Gasoline demand is primarily supported by a growing middle class in the developing world, with more households purchasing cars. In OECD countries, more stringent emissions standards, changing travel patterns and the rise of alternative fuel vehicles (including electric) are slowly chipping away at gasoline demand.
Despite the multitude of reports announcing government plans to eliminate new gasoline vehicle purchases, Stratas Advisors does not see demand at serious risk in the medium term given the large as-yet-untapped markets in Africa, Asia and parts of Latin America and the infrastructure still necessary for widespread adoption of electric vehicles.
Stratas Advisors expects fuel oil demand to be flat in 2017 (about 10 Mb/d) and to drop slightly in 2018 as bunker buyers continue to shift toward low-sulfur gasoil to meet air-quality regulations.
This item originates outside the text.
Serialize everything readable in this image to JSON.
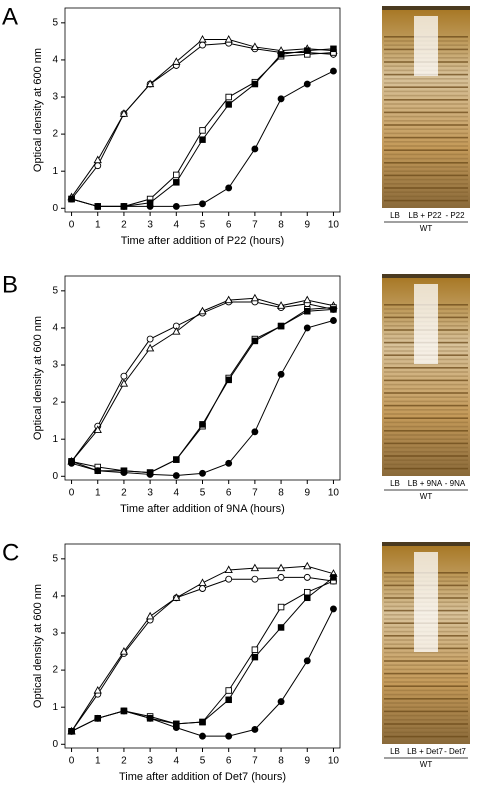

The writing has been on the wall regarding fuel oil’s declining usage in marine fuel, and the trend is only set to continue. Additionally, fuel oil demand for power generation is being aggressively phased out when possible for both economic and environmental reasons.
Japan continues to reduce its fuel oil usage in favor of natural gas, coal and restarting nuclear plants. In Saudi Arabia, a focus on increasing natural gas electricity generation capacity is contributing to fuel oil’s decline in 2017 and 2018. However, despite these declines, fuel oil will remain an important construction material and a primary ingredient in asphalt, providing some protection to the fuel.